By Kuvee Kangueehi
Namibian motorists could face a serious shortage of unleaded fuel after a vessel from the National Petroleum Corporation of Namibia (Namcor) failed to deliver a consignment last week Friday.
However, Namcor Public Relations Officer, Katrina Sikeni, denied the report saying no company vessel has been delayed and that all is in order.
A source in the petroleum industry told this reporter that unleaded fuel, which is used by most new vehicles, was supposed to be off-loaded last week Friday at the port of Walvis Bay but Namcor informed oil companies at the last minute that the vessel will no longer come and will only arrive eight days later.
The source claimed that the country is currently running low on unleaded fuel and it could run out before the vessel arrives over the weekend.
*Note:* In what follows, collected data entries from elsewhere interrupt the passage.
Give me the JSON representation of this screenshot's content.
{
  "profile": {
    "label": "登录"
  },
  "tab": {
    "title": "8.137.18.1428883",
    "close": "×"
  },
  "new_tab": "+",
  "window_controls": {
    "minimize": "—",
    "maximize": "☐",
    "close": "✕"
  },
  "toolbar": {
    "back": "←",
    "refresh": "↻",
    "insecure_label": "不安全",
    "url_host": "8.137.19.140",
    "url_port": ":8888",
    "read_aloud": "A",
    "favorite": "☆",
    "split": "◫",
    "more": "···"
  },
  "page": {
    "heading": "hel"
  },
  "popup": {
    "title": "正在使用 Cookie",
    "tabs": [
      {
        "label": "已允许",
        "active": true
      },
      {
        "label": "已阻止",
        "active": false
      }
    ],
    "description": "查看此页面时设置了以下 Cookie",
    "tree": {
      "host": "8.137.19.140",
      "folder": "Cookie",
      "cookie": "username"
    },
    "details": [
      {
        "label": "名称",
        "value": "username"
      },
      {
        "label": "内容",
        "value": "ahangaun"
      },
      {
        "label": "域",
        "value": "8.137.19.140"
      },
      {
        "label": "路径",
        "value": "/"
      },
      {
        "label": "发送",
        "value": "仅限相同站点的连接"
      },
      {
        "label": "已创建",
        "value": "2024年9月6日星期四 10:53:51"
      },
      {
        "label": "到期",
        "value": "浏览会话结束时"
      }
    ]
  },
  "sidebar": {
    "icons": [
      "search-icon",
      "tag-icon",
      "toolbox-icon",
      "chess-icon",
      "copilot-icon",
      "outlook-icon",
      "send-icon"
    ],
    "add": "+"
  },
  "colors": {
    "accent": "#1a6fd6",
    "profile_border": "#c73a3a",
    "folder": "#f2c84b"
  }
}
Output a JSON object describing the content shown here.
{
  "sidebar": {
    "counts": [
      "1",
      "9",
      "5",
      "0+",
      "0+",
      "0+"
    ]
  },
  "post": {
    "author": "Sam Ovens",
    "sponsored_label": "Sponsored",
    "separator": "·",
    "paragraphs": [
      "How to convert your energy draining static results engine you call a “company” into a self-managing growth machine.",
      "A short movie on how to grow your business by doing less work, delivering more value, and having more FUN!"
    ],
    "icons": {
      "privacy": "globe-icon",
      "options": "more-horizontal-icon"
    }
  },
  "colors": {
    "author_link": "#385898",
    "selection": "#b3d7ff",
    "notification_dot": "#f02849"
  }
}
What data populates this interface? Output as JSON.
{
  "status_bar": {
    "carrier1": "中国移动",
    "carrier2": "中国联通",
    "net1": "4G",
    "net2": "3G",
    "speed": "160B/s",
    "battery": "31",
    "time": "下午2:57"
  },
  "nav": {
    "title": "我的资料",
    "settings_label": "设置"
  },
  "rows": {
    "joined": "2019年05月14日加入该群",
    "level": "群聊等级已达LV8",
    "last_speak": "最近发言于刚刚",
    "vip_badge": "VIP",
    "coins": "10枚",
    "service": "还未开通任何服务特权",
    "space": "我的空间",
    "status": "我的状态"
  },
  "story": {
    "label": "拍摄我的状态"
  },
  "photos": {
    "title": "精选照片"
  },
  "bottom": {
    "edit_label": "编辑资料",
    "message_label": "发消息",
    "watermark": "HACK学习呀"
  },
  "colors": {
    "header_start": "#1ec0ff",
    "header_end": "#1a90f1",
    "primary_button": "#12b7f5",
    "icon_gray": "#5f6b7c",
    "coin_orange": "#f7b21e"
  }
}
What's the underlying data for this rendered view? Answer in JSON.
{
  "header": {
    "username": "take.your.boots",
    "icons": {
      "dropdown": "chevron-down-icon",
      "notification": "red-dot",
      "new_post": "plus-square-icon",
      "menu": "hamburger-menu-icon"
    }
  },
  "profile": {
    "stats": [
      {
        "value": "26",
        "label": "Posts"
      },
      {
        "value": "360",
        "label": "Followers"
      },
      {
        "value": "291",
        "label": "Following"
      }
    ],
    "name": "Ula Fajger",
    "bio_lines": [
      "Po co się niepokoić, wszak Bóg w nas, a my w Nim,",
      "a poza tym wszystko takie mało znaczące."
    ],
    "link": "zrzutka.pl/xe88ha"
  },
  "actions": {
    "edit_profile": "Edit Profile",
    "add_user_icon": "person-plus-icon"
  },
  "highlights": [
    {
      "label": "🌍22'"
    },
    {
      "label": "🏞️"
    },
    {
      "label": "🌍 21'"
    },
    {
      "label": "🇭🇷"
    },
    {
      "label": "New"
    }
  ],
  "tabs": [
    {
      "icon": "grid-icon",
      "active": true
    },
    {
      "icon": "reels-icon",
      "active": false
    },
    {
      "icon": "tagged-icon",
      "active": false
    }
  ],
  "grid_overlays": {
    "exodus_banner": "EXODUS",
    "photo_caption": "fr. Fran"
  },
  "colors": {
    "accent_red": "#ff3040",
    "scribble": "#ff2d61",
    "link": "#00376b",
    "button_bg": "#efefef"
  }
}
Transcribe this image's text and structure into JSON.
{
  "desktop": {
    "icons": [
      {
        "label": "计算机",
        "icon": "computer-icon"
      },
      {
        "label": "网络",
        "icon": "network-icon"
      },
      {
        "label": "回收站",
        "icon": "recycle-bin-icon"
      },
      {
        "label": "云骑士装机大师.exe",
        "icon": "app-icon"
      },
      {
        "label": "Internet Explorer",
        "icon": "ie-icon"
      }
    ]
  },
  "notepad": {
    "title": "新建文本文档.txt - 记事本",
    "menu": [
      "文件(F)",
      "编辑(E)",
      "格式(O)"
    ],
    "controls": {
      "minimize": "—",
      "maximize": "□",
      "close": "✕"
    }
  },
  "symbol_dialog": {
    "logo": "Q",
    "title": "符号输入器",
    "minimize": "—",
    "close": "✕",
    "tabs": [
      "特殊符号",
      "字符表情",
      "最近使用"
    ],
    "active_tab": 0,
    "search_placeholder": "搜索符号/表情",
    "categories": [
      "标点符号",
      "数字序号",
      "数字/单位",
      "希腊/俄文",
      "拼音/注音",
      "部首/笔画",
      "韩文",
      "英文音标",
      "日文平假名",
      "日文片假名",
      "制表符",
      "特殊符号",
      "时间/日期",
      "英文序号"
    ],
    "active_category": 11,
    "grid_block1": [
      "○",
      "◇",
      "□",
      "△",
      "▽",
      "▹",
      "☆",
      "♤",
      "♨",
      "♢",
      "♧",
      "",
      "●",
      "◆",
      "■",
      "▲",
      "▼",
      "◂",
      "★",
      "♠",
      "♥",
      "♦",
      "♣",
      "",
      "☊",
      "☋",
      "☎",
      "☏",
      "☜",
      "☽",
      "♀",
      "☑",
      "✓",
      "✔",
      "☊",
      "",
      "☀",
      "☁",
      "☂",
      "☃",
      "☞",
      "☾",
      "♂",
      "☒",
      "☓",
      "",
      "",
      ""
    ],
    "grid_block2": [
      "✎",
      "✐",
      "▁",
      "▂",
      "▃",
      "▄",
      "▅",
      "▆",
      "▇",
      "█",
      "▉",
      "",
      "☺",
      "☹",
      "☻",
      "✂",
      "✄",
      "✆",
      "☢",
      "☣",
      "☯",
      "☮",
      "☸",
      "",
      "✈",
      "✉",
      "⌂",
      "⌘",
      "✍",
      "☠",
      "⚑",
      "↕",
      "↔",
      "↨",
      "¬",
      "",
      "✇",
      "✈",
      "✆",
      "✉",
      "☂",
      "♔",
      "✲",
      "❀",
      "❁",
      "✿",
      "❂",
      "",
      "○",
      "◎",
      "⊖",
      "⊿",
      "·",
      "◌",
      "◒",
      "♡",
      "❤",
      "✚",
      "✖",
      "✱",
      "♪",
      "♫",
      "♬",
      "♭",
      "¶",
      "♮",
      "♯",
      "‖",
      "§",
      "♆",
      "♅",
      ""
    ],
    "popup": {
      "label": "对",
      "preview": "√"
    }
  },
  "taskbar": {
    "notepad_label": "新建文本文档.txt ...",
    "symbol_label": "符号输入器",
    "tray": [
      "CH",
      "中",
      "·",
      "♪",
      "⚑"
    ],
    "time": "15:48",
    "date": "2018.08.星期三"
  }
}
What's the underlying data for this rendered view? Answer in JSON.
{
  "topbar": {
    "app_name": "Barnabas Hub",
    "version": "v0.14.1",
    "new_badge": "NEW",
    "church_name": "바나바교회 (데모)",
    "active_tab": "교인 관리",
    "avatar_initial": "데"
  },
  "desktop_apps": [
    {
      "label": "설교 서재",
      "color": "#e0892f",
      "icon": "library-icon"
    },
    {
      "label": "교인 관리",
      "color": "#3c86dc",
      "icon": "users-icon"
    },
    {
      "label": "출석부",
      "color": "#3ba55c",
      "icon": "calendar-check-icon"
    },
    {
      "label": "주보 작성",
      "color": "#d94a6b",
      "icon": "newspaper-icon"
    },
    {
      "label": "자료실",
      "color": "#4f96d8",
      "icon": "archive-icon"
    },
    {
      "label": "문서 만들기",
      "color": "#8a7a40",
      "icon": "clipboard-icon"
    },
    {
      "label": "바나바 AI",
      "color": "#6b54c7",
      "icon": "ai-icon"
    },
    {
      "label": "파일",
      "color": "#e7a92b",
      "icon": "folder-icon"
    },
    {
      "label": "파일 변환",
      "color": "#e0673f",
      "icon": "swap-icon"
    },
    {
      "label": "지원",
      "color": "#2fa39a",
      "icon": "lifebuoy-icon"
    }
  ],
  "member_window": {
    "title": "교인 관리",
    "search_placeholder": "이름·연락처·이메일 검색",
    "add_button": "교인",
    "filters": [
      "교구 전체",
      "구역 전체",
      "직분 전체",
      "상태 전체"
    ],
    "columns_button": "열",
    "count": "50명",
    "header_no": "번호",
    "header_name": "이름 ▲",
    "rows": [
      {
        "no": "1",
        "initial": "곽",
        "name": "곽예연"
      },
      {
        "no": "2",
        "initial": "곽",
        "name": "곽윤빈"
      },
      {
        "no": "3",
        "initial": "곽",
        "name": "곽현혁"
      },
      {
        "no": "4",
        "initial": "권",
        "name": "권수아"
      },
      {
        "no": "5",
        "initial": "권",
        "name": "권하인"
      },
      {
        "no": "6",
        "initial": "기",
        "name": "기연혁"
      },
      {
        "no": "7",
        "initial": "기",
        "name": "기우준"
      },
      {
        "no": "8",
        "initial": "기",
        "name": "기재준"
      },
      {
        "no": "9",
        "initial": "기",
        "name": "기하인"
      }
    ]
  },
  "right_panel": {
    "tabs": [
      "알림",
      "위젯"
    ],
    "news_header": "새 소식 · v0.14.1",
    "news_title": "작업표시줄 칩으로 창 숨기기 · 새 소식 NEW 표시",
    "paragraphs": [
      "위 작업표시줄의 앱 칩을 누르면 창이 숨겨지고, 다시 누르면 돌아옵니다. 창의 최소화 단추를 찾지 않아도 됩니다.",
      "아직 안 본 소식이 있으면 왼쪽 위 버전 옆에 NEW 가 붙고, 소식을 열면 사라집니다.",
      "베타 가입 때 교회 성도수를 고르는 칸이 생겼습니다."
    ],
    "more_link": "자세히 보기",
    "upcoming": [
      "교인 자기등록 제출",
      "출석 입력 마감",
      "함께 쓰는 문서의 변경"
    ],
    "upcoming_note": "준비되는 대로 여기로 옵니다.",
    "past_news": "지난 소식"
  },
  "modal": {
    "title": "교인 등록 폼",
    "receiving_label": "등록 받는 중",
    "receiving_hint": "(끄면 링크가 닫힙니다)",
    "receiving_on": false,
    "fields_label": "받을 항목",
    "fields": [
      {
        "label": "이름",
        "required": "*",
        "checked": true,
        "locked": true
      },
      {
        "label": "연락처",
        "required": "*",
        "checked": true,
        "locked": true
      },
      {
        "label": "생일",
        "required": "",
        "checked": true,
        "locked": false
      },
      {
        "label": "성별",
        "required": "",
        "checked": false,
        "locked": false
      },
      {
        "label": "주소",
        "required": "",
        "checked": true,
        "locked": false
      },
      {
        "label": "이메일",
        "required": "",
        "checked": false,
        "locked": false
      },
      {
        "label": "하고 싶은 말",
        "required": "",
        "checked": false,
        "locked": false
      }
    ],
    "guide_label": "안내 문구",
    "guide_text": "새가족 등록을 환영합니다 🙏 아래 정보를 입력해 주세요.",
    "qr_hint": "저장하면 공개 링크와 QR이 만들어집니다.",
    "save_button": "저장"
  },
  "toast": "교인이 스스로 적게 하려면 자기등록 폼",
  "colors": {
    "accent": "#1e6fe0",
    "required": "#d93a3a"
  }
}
The source added that some oil companies at the moment cannot afford to supply unleaded fuel in bulk as they have little left in stock.
The source called on motorists not to panic and said if the consumers engage in panic buying because of the looming shortage, the country will run out of fuel before the weekend.
However, the Managing Director of Namcor, Sam Beukes, through the company’s public relations officer denied that their vessel containing unleaded fuel was delayed and that there could be a shortage of unleaded fuel.
Sikeni said no vessel from Namcor was delayed and the last consignment of petroleum products as scheduled successfully discharged diesel and jet fuel on Sunday. She added that the other vessel is due to arrive on Friday and contains other petroleum products.
Meanwhile, media reports in South Africa have warned motorists to brace themselves for another petrol price increase, the highest increase South Africans have ever experienced.
The reports claim that it is expected that petrol will increase by 45 to 60 cents a litre and this will bring the price of unleaded petrol to about N$8 a litre. Economist, Chris Hart, told BuaNews on Wednesday that the petrol increase expected in April is due to the weak currency and the higher crude oil prices.
“Although we are anticipating stability in the middle of the year, but by the end of the year, petrol price will be higher than it is now, just above R8 a litre,” he said.
Hart said he does not foresee any petrol price decrease in the near future.
The Department of Minerals and Energy said the increase is due to higher prices of crude oil. According to economists, this would bring the petrol price to the highest peak ever.